Is the system overclocked right now?
You can add a little more voltage to the Northbridge to add stability and even more juice to the RAM than the sticker says.
Finally, run memtest (it's free) and see what error are you getting.
The FSB of your processor is quad-pumped, meaning that by default it's clocked 333MHz.
I don't know what the auto settings set your RAM to. On normal RAM it sets it at DDR 800MHz, i.e. well below your rated speed.
Double check RAM setting, probably best to set the ratio to 1:1 for now.

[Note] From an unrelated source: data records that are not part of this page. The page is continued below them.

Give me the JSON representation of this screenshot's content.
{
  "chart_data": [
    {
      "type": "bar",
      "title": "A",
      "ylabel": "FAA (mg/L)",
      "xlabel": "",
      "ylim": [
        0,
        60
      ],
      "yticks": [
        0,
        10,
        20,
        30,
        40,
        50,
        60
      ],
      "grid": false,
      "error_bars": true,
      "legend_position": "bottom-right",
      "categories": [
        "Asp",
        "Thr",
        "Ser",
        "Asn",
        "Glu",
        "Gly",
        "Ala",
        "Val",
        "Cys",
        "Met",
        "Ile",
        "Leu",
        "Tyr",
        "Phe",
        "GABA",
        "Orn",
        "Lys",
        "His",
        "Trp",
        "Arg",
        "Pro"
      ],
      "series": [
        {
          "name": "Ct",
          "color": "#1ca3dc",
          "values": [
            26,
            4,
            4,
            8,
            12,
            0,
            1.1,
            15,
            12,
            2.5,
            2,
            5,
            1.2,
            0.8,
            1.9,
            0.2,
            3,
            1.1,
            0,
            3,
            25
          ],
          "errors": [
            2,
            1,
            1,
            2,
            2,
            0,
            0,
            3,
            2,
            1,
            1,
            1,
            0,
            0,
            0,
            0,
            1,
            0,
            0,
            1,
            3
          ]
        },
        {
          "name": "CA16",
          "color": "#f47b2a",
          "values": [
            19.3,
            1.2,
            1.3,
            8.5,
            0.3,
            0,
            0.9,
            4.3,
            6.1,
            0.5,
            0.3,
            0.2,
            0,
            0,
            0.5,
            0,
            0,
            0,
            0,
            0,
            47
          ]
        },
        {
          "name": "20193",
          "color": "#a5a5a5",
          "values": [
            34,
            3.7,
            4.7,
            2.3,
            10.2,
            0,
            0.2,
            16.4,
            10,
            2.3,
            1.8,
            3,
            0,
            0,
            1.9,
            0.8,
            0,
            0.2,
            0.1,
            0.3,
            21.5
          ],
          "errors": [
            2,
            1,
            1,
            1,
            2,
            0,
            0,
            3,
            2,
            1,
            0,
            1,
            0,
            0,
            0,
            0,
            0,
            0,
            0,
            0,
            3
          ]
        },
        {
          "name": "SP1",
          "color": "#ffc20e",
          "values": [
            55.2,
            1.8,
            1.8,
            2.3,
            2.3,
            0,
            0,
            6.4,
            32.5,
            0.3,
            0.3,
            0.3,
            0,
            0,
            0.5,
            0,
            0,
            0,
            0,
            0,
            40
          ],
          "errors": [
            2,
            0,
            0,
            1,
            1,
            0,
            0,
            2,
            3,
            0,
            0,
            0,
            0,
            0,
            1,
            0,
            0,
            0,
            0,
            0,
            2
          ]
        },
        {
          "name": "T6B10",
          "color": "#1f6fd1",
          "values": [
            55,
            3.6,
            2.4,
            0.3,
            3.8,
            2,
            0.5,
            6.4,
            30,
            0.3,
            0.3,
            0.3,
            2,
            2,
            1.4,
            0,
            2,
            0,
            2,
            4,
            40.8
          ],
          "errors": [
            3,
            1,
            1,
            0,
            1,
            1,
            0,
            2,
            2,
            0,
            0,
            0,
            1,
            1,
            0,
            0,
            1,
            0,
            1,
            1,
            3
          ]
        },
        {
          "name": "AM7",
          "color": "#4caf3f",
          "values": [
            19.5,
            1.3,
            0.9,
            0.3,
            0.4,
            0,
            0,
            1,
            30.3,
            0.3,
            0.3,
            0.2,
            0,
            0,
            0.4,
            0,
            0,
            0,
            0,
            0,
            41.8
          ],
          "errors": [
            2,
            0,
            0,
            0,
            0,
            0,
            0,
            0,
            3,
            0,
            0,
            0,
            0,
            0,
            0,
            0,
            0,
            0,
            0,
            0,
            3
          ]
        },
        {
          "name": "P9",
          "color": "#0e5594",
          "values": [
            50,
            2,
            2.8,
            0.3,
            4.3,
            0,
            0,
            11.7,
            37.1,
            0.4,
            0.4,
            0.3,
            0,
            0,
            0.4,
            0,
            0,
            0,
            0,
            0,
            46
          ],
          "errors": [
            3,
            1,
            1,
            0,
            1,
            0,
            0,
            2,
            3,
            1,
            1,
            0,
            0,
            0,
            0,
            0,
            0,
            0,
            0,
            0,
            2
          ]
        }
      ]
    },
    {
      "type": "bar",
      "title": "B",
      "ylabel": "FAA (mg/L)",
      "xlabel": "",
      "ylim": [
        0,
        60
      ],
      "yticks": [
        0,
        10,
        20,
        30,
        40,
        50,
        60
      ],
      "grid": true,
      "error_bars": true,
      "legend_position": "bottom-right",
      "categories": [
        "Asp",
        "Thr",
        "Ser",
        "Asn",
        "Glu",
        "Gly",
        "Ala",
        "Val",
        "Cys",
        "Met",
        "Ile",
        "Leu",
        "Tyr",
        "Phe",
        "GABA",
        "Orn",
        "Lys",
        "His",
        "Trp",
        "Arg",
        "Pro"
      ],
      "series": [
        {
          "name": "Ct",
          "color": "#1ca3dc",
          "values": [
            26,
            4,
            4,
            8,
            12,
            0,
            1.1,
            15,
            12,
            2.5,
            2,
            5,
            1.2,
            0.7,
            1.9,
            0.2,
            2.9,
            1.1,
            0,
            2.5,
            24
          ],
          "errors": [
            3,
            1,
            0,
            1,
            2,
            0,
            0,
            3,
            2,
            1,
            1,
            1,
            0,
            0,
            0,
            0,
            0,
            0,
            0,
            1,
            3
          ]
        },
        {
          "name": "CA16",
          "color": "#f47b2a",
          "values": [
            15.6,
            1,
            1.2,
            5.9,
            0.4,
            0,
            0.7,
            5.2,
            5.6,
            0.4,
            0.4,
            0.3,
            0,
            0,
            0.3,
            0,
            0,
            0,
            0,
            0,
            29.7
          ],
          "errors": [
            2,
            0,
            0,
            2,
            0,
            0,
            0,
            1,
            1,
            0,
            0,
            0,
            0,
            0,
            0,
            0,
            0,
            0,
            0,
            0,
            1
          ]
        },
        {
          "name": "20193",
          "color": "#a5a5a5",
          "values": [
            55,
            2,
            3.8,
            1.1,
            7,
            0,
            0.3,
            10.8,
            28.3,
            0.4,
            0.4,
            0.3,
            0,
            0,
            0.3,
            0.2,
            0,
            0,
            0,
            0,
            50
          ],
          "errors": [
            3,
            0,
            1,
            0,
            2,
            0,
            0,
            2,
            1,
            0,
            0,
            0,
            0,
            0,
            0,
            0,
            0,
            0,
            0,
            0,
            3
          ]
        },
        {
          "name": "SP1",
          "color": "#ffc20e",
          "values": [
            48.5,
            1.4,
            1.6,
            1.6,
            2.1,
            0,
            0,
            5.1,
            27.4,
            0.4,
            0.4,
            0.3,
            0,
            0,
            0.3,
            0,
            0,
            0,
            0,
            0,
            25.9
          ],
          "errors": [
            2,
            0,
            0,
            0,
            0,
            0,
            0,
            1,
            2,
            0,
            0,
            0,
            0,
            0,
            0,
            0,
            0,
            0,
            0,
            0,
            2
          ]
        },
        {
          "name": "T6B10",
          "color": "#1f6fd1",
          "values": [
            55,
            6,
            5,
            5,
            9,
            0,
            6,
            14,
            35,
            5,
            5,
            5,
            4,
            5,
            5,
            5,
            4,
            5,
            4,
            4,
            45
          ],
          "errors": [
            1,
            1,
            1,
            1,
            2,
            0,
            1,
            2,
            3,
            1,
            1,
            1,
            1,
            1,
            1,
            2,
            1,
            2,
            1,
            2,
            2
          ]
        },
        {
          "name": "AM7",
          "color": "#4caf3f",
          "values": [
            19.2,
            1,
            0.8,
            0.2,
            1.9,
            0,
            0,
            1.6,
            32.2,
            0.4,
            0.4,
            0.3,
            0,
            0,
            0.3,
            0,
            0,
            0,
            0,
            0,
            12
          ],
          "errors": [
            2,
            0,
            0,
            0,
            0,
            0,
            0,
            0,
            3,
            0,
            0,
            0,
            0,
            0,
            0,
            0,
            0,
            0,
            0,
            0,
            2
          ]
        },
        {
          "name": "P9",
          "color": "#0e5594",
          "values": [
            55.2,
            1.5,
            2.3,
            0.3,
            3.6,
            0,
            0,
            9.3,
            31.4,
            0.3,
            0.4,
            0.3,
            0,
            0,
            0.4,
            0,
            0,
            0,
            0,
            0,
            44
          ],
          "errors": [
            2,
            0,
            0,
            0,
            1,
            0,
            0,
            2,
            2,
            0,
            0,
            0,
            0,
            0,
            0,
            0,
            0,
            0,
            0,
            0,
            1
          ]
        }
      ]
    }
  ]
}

Finally, despite you PSU being more than juicy enough, it might not be giving stable voltages. Is it a single rails design, or has it got multiple rails to attain the total 750W rating? IF so you might need to rearrange how things are connected to give more juice to the mobo. You can check the voltages in the BIOS, but multimeter is more reliable in my opinion.

Last but not least, check the temperatures, perhaps the thermal paste has not been applied correctly, causing the CPU to overheat and causing instability?
What's the northbridge temp?


Furthermore, you can install Windows on just one stick of RAM, backup the disk image and do some testing in windows.